Arte contemporanea in Toscana: itinerario tra Val d’Orcia e Chianti

Dopo una settimana all’insegna della febbre e del mal tempo, che ci ha conseguentemente impedito di partire a bordo della mongolfiera, abbiamo deciso di restituire il favore al Karma godendoci una fuga on the road tra la Val d’Orcia e il Chianti. L’arte contemporanea in Toscana non si trova solo a Firenze e Prato e noi ne abbiamo avuto la prova: oggi vi portiamo alla scoperta di un bellissimo itinerario d’arte tra la Val d’Orcia e il Chianti.

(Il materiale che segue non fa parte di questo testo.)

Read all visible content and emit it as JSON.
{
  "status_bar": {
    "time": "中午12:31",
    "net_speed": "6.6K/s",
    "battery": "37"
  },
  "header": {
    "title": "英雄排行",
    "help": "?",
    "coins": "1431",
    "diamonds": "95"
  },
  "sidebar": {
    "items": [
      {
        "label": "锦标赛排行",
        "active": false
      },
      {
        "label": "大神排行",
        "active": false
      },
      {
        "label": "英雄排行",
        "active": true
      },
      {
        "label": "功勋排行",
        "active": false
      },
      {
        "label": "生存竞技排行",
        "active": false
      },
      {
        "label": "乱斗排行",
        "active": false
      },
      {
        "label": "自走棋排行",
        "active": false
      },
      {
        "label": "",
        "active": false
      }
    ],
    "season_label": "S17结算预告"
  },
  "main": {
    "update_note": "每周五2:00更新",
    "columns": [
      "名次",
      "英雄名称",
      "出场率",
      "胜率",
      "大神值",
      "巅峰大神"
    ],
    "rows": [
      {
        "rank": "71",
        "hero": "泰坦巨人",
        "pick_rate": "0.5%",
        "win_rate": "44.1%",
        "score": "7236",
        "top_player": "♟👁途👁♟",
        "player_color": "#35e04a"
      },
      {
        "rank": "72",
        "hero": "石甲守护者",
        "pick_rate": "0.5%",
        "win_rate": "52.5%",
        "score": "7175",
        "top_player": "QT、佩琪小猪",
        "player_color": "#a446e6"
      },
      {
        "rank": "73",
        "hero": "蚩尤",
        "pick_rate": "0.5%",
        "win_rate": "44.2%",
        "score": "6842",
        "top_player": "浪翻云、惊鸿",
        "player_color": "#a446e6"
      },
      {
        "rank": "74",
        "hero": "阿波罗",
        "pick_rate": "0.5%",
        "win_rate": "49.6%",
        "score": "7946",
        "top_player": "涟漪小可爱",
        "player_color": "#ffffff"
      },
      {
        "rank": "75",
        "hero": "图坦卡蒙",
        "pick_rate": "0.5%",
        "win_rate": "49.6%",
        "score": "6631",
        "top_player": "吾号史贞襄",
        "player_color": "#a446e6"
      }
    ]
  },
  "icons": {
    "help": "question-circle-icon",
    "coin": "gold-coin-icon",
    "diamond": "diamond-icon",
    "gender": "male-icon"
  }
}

arte contemporanea in toscana

@travelonart

Il nostro itinerario parte dal borgo di Castelnuovo Berardenga, situato a circa 55 chilometri da Montalcino. Passeggiando per le vie di questo piccolo borgo, abbiamo scoperto una serie di murales che caratterizzano il paesaggio urbano. La scelta di realizzare questi dipinti vuole riprendere l’usanza medievale di affrescare le facciate dei palazzi, trasformando così la tradizione orale toscana in un’esperienza indelebile. Il patrimonio narrativo di questi luoghi viene così convertito in un patrimonio visivo unico: il viaggiatore può leggere le storie e le tradizioni di questo borgo sui muri delle sue case.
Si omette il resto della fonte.